Di kota Malang pernah saya ketahui Habib Zein al-Kaff menjadi pembicara utama dalam Pengajian di aula PDM Muhammadiyah. Beliau mengulas dengan detail bahaya Syiah bagi NKRI. Selain Habib zein, masih ada sosok KH Chalil nafis PhD dan pakar hadits Prof ali Mustafa ya’qub.

2. Orang NU yang Anti Syi'ah, Anti Liberal dan Anti dakwah salafi

KH. Idrus Ramli dkk masuk tipologi kedua. Alumnus pesantren Sidogiri ini dikenal Anti syi'ah, anti liberal. Beliau berani mengkritik paham liberalnya Gus dur, Gus nuril dan Ulil. Namun disisi lain anti dakwah salafi, pernyataannya suka menyudutkan kalangan Salafi meskipun sama-sama anti Syi'ah. Pemikiran-pemikiran KH Idrus Ramli sering menjadi rujukan kelompok bernama “NU Garis Lurus”. 

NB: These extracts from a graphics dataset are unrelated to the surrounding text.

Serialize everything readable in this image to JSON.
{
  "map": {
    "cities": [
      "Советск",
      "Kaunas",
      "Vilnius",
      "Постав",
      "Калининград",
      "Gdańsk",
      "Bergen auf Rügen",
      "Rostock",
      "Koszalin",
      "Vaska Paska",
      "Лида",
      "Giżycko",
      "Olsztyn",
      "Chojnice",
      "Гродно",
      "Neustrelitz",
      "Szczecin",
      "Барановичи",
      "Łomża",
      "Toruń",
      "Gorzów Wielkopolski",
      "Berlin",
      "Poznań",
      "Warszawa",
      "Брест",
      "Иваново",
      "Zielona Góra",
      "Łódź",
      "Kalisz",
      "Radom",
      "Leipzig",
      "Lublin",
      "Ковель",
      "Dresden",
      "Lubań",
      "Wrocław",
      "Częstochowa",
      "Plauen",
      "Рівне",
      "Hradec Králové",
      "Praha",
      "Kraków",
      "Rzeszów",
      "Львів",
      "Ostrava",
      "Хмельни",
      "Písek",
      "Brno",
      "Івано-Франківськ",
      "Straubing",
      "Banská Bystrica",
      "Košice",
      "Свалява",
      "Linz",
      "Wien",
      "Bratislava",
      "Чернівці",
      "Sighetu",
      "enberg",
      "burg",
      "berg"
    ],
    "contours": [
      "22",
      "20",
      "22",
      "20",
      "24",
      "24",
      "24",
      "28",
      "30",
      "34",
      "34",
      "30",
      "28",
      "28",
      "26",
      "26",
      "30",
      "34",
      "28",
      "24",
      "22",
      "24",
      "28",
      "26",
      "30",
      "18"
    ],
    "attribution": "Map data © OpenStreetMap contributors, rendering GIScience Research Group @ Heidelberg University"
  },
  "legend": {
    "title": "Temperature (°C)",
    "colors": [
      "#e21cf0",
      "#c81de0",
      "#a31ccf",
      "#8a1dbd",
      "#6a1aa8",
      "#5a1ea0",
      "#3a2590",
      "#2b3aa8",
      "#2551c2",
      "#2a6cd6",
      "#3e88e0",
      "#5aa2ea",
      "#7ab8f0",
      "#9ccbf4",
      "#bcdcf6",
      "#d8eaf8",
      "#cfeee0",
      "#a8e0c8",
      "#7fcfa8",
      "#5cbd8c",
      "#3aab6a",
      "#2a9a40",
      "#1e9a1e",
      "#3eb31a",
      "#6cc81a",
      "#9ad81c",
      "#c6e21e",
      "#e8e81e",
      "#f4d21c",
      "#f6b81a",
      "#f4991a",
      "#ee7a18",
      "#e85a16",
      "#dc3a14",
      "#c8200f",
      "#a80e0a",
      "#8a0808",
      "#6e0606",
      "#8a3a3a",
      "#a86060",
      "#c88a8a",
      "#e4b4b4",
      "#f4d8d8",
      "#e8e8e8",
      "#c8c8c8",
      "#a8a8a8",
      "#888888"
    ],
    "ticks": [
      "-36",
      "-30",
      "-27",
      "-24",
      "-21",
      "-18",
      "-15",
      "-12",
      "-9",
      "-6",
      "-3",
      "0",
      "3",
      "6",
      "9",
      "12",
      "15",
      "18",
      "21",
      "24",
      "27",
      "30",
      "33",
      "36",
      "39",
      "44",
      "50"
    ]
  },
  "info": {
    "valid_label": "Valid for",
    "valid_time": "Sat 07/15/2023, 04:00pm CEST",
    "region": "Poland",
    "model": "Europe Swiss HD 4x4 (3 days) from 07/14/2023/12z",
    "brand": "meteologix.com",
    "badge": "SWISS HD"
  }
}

3. Orang NU yang yang Akrab dengan Syi'ah, Liberal namun Anti dakwah salafi

Di tipologi ketiga terdapat sosok Prof KH Said Aqiel siraj (ketua PBNU Pusat). Guru besar ilmu Tasawuf ini akrab dan cenderung memihak pemikiran syi'ah dan liberal. Banyak bukti pernyataanya baik di media sosial dan ceramahnya di situs Youtube. Pandangan Prof Said aqiel sama saja dengan Gus dur. Satu lagi, pernah pula dia menyatakan “Di universitas Islam mana pun tidak ada yang menganggap syiah sesat. Wahabi yang keras saja menggolongkan Syiah bukan sesat,” (Lihat situs Tempo.co tgl 27 Januari 2012). Kiai-kiai model begini perlu dieliminasi dari NU karena mengkhianati founding father NU yaitu KH Hasyim asy’ari.

4. Orang NU yang Belum tahu Hakekat Syi'ah, Liberal dll

Tipologi terakhir ialah Orang-orang NU di kampung dan pedesaan yang pada umumnya kurang mengikuti perkembangan dunia islam. Mereka hanya mengandalkan informasi dari tausyiah para kiai. Yang terakhir ini rawan berganti aqidah. Contohnya yang menimpa warga Nahdliyin di Sampang, Madura. Mereka adalah kalangan yang kurang disentuh dakwah Kiai. Sehingga Tajul muluk datang dan berhasil menggaet mereka.

Bukan cuma Syiah, mereka rawan sekali dengan infiltrasi misionaris gereja. Saya pikir, inilah Pekerjaan Rumah (PR) bagi Kiai-Kiai NU. Mudah-mudahan dalam Muktamar ke 33 di Tebu ireng, Jombang, para Kiai harus bersatu padu mengatasi problem ini. Dan kita berharap, organisasi besar sekelas NU tidak dipimpin oleh kiai-kiai Liberal dan memihak kepada Syiah. Wallahu’allam bishowwab.